We modified the Ikea play kitchen a bit to turn it into more of a functional kitchen.  Basically, I removed the faucet and put a water dispenser there instead, drilled a hole into the sink and put a bucket underneath.  You can also replace the stove top with a cutting board, but Max really enjoys pretending to cook with pots and pans.  Occasionally we’ll try to sit and eat his snack at the table, but haven’t been able to get consistent with that, so his kitchen isn’t being used yet for things like food prep.  

The reading corner is my favorite area.  Max loves books almost as much as cars, so we spend quite a bit of time here.  This Nugget sofa is wonderful.  We have the same one in a reading corner in his bedroom as well.  It is perfect for building forts.  Every time I do a toy rotation, I also rotate the books out for new ones.  If there is one book he is particularly enjoying at the moment, I may leave that one a bit longer, but typically I just replace them all.
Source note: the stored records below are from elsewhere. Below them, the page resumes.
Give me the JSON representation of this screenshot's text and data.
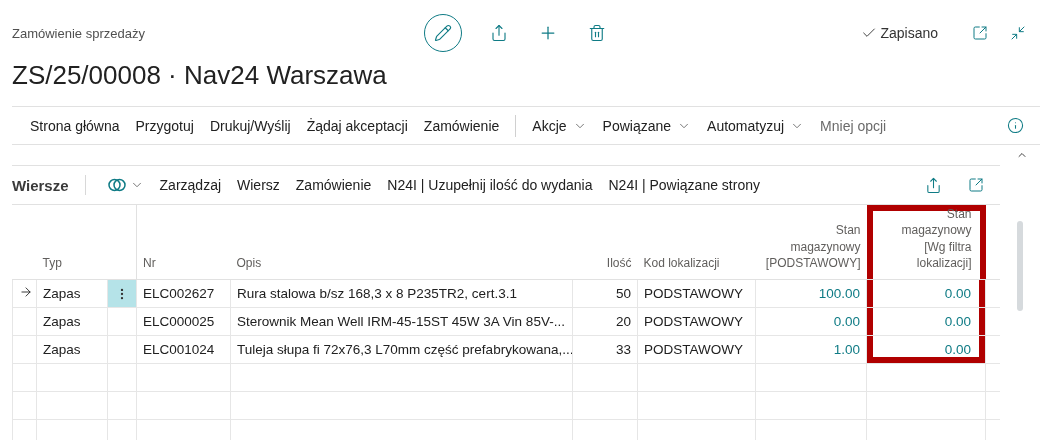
{
  "page": {
    "caption": "Zamówienie sprzedaży",
    "title": "ZS/25/00008 · Nav24 Warszawa",
    "status": "Zapisano"
  },
  "action_bar": [
    {
      "items": [
        {
          "label": "Strona główna",
          "has_menu": false,
          "dimmed": false
        },
        {
          "label": "Przygotuj",
          "has_menu": false,
          "dimmed": false
        },
        {
          "label": "Drukuj/Wyślij",
          "has_menu": false,
          "dimmed": false
        },
        {
          "label": "Żądaj akceptacji",
          "has_menu": false,
          "dimmed": false
        },
        {
          "label": "Zamówienie",
          "has_menu": false,
          "dimmed": false
        }
      ]
    },
    {
      "items": [
        {
          "label": "Akcje",
          "has_menu": true,
          "dimmed": false
        },
        {
          "label": "Powiązane",
          "has_menu": true,
          "dimmed": false
        },
        {
          "label": "Automatyzuj",
          "has_menu": true,
          "dimmed": false
        },
        {
          "label": "Mniej opcji",
          "has_menu": false,
          "dimmed": true
        }
      ]
    }
  ],
  "lines": {
    "title": "Wiersze",
    "actions": [
      "Zarządzaj",
      "Wiersz",
      "Zamówienie",
      "N24I | Uzupełnij ilość do wydania",
      "N24I | Powiązane strony"
    ],
    "columns": [
      {
        "label": "Typ",
        "kind": "text",
        "highlighted": false
      },
      {
        "label": "Nr",
        "kind": "text",
        "highlighted": false
      },
      {
        "label": "Opis",
        "kind": "text",
        "highlighted": false
      },
      {
        "label": "Ilość",
        "kind": "number",
        "highlighted": false
      },
      {
        "label": "Kod lokalizacji",
        "kind": "text",
        "highlighted": false
      },
      {
        "label": "Stan\nmagazynowy\n[PODSTAWOWY]",
        "kind": "link",
        "highlighted": false
      },
      {
        "label": "Stan magazynowy\n[Wg filtra\nlokalizacji]",
        "kind": "link",
        "highlighted": true
      }
    ],
    "rows": [
      {
        "selected": true,
        "cells": [
          "Zapas",
          "ELC002627",
          "Rura stalowa b/sz 168,3 x 8 P235TR2, cert.3.1",
          "50",
          "PODSTAWOWY",
          "100.00",
          "0.00"
        ]
      },
      {
        "selected": false,
        "cells": [
          "Zapas",
          "ELC000025",
          "Sterownik Mean Well IRM-45-15ST 45W 3A Vin 85V-...",
          "20",
          "PODSTAWOWY",
          "0.00",
          "0.00"
        ]
      },
      {
        "selected": false,
        "cells": [
          "Zapas",
          "ELC001024",
          "Tuleja słupa fi 72x76,3 L70mm część prefabrykowana,...",
          "33",
          "PODSTAWOWY",
          "1.00",
          "0.00"
        ]
      }
    ]
  }
}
In addition to the playroom, we keep a small collection of toys and another reading corner in our family room. He has a toy shelf and reading corner in his bedroom, as well as a reading area in the bathroom (we really love books around here!). We keep a few gross motor toys out too – right now it is a push bicycle and scooter.

Thank you for following along on our Montessori journey! And I just wanted to give a reminder, please do not compare your playroom to ours or anyone else’s. A lot of homes don’t have an extra space for a playroom and that’s normal!  Adapt to what works for your family, and know that kids are happy with whatever we can provide for them, and all that truly matters to them is your time and love.